My revamped tertulia for Spanish V/VI

tertulia 2018-2019

As I noted last year, I used tertulia with mixed success during my Spanish V class.  While I enjoyed that students could find a topic that interested them, it ended up being too presentation-y and not enough of a conversation.  I think one of the problems was that most groups preferred to do videos, and then students couldn’t participate that easily because they didn’t know enough about the topic.  Also, the group presenting worried too much about the presentation/slideshow that they were doing and not enough about the questions.  The questions ended up being more comprehension questions and didn’t necessarily spur conversation.  Interestingly enough, one of the best conversations that the students had revolved around music and their likes and dislikes.

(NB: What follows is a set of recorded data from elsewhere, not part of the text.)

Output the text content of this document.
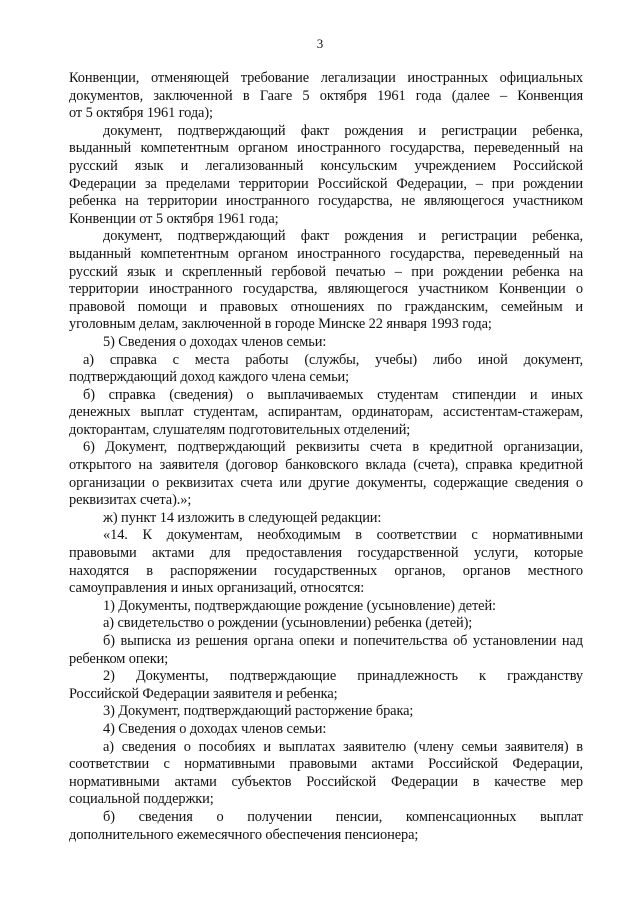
3
Конвенции, отменяющей требование легализации иностранных официальных
документов, заключенной в Гааге 5 октября 1961 года (далее – Конвенция
от 5 октября 1961 года);
документ, подтверждающий факт рождения и регистрации ребенка,
выданный компетентным органом иностранного государства, переведенный на
русский язык и легализованный консульским учреждением Российской
Федерации за пределами территории Российской Федерации, – при рождении
ребенка на территории иностранного государства, не являющегося участником
Конвенции от 5 октября 1961 года;
документ, подтверждающий факт рождения и регистрации ребенка,
выданный компетентным органом иностранного государства, переведенный на
русский язык и скрепленный гербовой печатью – при рождении ребенка на
территории иностранного государства, являющегося участником Конвенции о
правовой помощи и правовых отношениях по гражданским, семейным и
уголовным делам, заключенной в городе Минске 22 января 1993 года;
5) Сведения о доходах членов семьи:
а) справка с места работы (службы, учебы) либо иной документ,
подтверждающий доход каждого члена семьи;
б) справка (сведения) о выплачиваемых студентам стипендии и иных
денежных выплат студентам, аспирантам, ординаторам, ассистентам-стажерам,
докторантам, слушателям подготовительных отделений;
6) Документ, подтверждающий реквизиты счета в кредитной организации,
открытого на заявителя (договор банковского вклада (счета), справка кредитной
организации о реквизитах счета или другие документы, содержащие сведения о
реквизитах счета).»;
ж) пункт 14 изложить в следующей редакции:
«14. К документам, необходимым в соответствии с нормативными
правовыми актами для предоставления государственной услуги, которые
находятся в распоряжении государственных органов, органов местного
самоуправления и иных организаций, относятся:
1) Документы, подтверждающие рождение (усыновление) детей:
а) свидетельство о рождении (усыновлении) ребенка (детей);
б) выписка из решения органа опеки и попечительства об установлении над
ребенком опеки;
2) Документы, подтверждающие принадлежность к гражданству
Российской Федерации заявителя и ребенка;
3) Документ, подтверждающий расторжение брака;
4) Сведения о доходах членов семьи:
а) сведения о пособиях и выплатах заявителю (члену семьи заявителя) в
соответствии с нормативными правовыми актами Российской Федерации,
нормативными актами субъектов Российской Федерации в качестве мер
социальной поддержки;
б) сведения о получении пенсии, компенсационных выплат
дополнительного ежемесячного обеспечения пенсионера;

I decided last year to have students find an article to bring in to share.  I decided to expand this to including a video too.  Since we are reading Vidas Impactantes, students can find a current event related to one of the people highlighted in the chapter or from the country.  For example, I said that after reading about Roberto Clemente, some ideas could include: Puerto Rico, baseball or discrimination.  I also decided that this year, I would model how I wanted students to prepare by preparing for the first one myself.  I decided to choose this video about hurricane homes that two entrepreneurs developed in Puerto Rico.  We can start out by discussing if students like them or not, and what they think they should include.  We could also talk about what they would bring to these homes to escape a hurricane.  Also, students can explain where they think these homes would be needed.

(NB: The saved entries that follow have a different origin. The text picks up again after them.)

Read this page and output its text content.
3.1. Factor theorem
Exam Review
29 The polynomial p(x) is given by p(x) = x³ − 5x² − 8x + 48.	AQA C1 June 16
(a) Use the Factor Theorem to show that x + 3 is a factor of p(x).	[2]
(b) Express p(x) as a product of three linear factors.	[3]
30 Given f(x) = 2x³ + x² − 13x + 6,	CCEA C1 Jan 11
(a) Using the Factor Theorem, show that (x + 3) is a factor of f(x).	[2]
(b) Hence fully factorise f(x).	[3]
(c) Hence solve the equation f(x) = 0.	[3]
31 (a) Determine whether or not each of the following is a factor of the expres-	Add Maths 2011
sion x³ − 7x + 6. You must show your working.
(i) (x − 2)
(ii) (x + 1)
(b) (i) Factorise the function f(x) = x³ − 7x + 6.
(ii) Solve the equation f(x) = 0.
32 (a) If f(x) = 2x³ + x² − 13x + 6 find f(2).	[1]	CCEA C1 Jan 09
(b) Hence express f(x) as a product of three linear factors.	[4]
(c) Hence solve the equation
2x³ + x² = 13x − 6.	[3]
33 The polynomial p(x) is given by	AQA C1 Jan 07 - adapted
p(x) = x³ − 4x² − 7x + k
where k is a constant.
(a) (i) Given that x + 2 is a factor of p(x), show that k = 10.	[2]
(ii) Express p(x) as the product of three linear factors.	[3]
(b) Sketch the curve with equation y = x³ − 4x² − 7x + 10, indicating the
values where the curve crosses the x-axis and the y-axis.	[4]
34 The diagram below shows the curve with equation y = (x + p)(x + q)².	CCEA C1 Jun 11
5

This is the current description for this year.  I will continue to reflect on how this process is going.  I think that these tertulias can really encourage some great conversation.  Have you tried tertulias?  How do you make them work in your class?

10 thoughts on “My revamped tertulia for Spanish V/VI

  1. I continue to be amazed by your work. I wonder if you could share how you keep discussion going and how you assess conversation pieces. I have used chart that all students in a conversation circle of no more than 5 can see at the same time. There is a box for each student’s name. As they talk I mark and they see iit while talking. I mark ? (Student asked a question), R ( Student answered a questions), + ( conversation continued, student moved the conversation forward) . This is all I have been able to manage since conversation can be so fast. I have usually had a mixture of native and non-native speakers at the upper levels. I circulate among the groups at about 5 minute intervals helping the conversation by adding questions or comments, if necessary. I love the ideas of tertulias, especially with upper levels.

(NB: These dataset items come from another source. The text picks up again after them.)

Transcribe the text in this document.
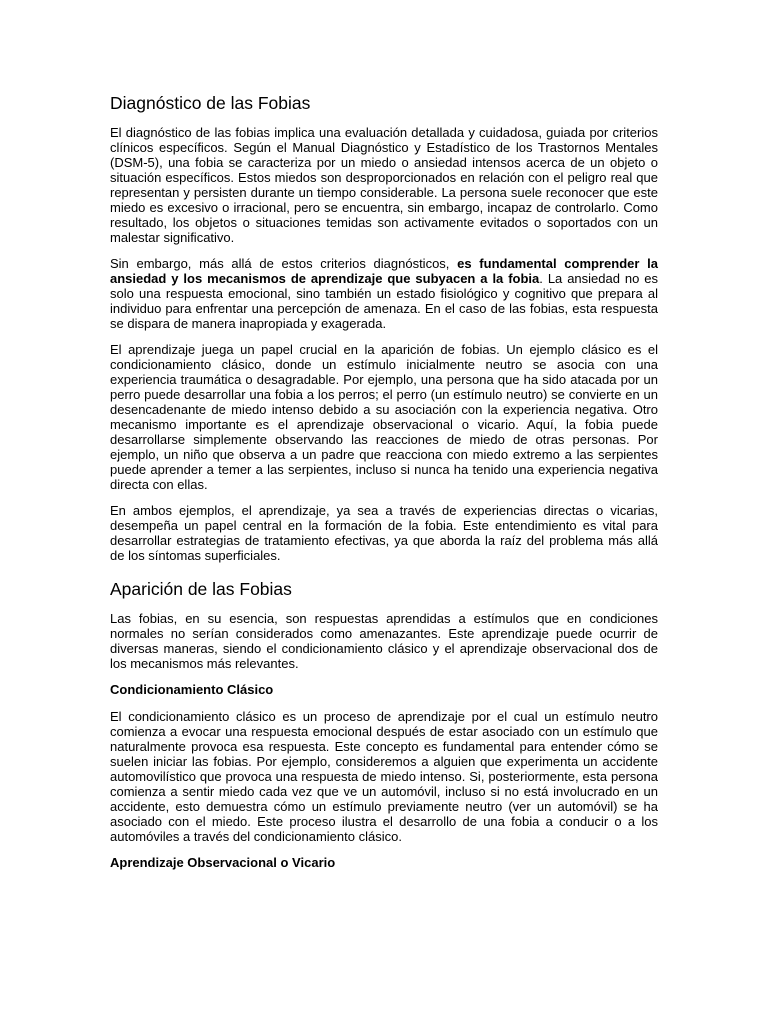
Diagnóstico de las Fobias

El diagnóstico de las fobias implica una evaluación detallada y cuidadosa, guiada por criterios clínicos específicos. Según el Manual Diagnóstico y Estadístico de los Trastornos Mentales (DSM-5), una fobia se caracteriza por un miedo o ansiedad intensos acerca de un objeto o situación específicos. Estos miedos son desproporcionados en relación con el peligro real que representan y persisten durante un tiempo considerable. La persona suele reconocer que este miedo es excesivo o irracional, pero se encuentra, sin embargo, incapaz de controlarlo. Como resultado, los objetos o situaciones temidas son activamente evitados o soportados con un malestar significativo.

Sin embargo, más allá de estos criterios diagnósticos, es fundamental comprender la ansiedad y los mecanismos de aprendizaje que subyacen a la fobia. La ansiedad no es solo una respuesta emocional, sino también un estado fisiológico y cognitivo que prepara al individuo para enfrentar una percepción de amenaza. En el caso de las fobias, esta respuesta se dispara de manera inapropiada y exagerada.

El aprendizaje juega un papel crucial en la aparición de fobias. Un ejemplo clásico es el condicionamiento clásico, donde un estímulo inicialmente neutro se asocia con una experiencia traumática o desagradable. Por ejemplo, una persona que ha sido atacada por un perro puede desarrollar una fobia a los perros; el perro (un estímulo neutro) se convierte en un desencadenante de miedo intenso debido a su asociación con la experiencia negativa. Otro mecanismo importante es el aprendizaje observacional o vicario. Aquí, la fobia puede desarrollarse simplemente observando las reacciones de miedo de otras personas. Por ejemplo, un niño que observa a un padre que reacciona con miedo extremo a las serpientes puede aprender a temer a las serpientes, incluso si nunca ha tenido una experiencia negativa directa con ellas.

En ambos ejemplos, el aprendizaje, ya sea a través de experiencias directas o vicarias, desempeña un papel central en la formación de la fobia. Este entendimiento es vital para desarrollar estrategias de tratamiento efectivas, ya que aborda la raíz del problema más allá de los síntomas superficiales.

Aparición de las Fobias

Las fobias, en su esencia, son respuestas aprendidas a estímulos que en condiciones normales no serían considerados como amenazantes. Este aprendizaje puede ocurrir de diversas maneras, siendo el condicionamiento clásico y el aprendizaje observacional dos de los mecanismos más relevantes.

Condicionamiento Clásico

El condicionamiento clásico es un proceso de aprendizaje por el cual un estímulo neutro comienza a evocar una respuesta emocional después de estar asociado con un estímulo que naturalmente provoca esa respuesta. Este concepto es fundamental para entender cómo se suelen iniciar las fobias. Por ejemplo, consideremos a alguien que experimenta un accidente automovilístico que provoca una respuesta de miedo intenso. Si, posteriormente, esta persona comienza a sentir miedo cada vez que ve un automóvil, incluso si no está involucrado en un accidente, esto demuestra cómo un estímulo previamente neutro (ver un automóvil) se ha asociado con el miedo. Este proceso ilustra el desarrollo de una fobia a conducir o a los automóviles a través del condicionamiento clásico.

Aprendizaje Observacional o Vicario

    1. Hi! So today, I did a practice round with two of my classes. With one class, I explained the proficiency expectations in the beginning and with the other at the end of the tertulia. The class where I explained it before had a better conversation overall even though they aren’t my chattier class. Going over the expectations has helped.
      For the upper levels especially early on, I focus on writing down all of the verbs and transition words that they use during speaking. This allows me to see the variety that they are using. I don’t write them down more than once, so at the end, if I see only a list of a few verbs, I know that they need to work on their use of vocabulary. Also, writing down the verbs as they say them allows me to tell if they are typically speaking in the present tense or if they are mixing other tenses in as well. This helps me assess their accuracy. Finally, I make a tally mark in a column if they pause for a long time. If they have a fair amount of those, then they will be in a different proficiency level for fluency.
      After I assess them, I normally have a reflection form for them to fill out. This allows me some time to add notes to my reflections as the conversation may have moved quickly. Does this help answer some of your questions?